Derginin editörünün belli ki “naif” bir tarafı var ya da ortaokulda böyle anketleri hiç yanıtlamamış olmalı.
Doğrusunu isterseniz bir gezgin olarak “ıssız adaya düşerseniz yanınıza alacağınız üç şey” sorusuna böyle yanıt vermezdim.
Evet, fotoğrafın kendisi bu soruya yanıt veriyor. Ama “şapka, havlu, dergi”den birini, fotoğraftaki Filipinli kızla değiştirmek şartıyla! Artık hangisini değiştireceğiniz size kalmış. Ama ıssız bir adadaysanız havlu ve dergiye daha çok ihtiyacınız olabilir, başınızı örtecek bir şeyleri orada bulabilirsiniz çünkü.
Normal olarak bu bir genç erkek rüyası tabii! Robinson Crusoe okuyan her delikanlı, karşısına Cuma yerine “Cumaiye”nin çıkmasını tercih eder, buna kuşku yok.
Ama acaba benim yaşıma gelmiş, “olgun” (bunu yaş anlamında kullanıyorum, ermiş, bilgeleşmiş anlamında değil, narsist değilim) bir erkek için herhangi bir kadın ile ıssız bir adaya düşmek o kadar eğlenceli bir şey midir diye kendime sormadan da edemiyorum.
“Hayatımın kadını” diye tanımlayamayacağınız bir kadın ile ıssız bir adaya düşmek pek de eğlenceli olmasa gerek. Tabii tersi de kadınlar için doğru, “hayatımın erkeği” diyemeyeceğiniz bir erkeğin yanında, üstelik de ıssız bir adada insan ne kadar mutlu olabilir, ne kadar rahat olabilir ki?
Hele bir de o adadan kurtuluş umudunuz canlı ise, yakın bir zamanda kurtulabileceğinize inanıyorsanız!

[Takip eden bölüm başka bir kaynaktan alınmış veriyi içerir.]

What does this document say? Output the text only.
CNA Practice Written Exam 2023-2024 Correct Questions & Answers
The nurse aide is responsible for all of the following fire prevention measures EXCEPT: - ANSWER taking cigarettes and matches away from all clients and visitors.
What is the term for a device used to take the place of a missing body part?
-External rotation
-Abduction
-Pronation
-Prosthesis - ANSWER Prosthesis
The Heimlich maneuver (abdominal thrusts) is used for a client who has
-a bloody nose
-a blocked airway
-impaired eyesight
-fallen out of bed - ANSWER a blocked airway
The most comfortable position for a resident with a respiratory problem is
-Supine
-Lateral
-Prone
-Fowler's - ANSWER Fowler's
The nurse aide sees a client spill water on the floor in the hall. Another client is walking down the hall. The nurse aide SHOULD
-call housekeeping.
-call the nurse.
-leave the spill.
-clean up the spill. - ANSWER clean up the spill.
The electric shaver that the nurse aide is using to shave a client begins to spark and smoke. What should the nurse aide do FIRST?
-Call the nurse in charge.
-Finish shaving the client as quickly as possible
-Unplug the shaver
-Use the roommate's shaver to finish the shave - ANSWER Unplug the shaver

Buradan şuraya gelmek istiyorum: İnsan, âşık olma iradesine sahip midir, âşık olmaya kendisi mi karar verir? Yoksa aşk tesadüflerden beslenen bir durum mudur, kendiliğinden doğup, kendiliğinden ölebilir mi?
Ben “iradeci” tarafta yer alıyorum. “Eski dostum” Ortega Y. Gasset gibi düşünüyorum. İnsan bir kez âşık olmayı başarabildiyse, bunda direnir. Yaşadığı şeyin ne olduğunu bilir, bir kez daha âşık olabilir. Gasset, “bir kez bile sevmek, sevginin var olduğu konusunda ayak diremek demektir; onsuz bir evren bulunabileceği olasılığını yadsımak demektir” diye yazıyor Sevgi Üstüne isimli kitabında.
Onun için ıssız bir adaya düşen bir erkek ya da kadın, eğer daha önce gerçekten âşık olmuşlarsa, o adada zaman içinde birbirlerine de âşık olabilirler diye düşünürüm.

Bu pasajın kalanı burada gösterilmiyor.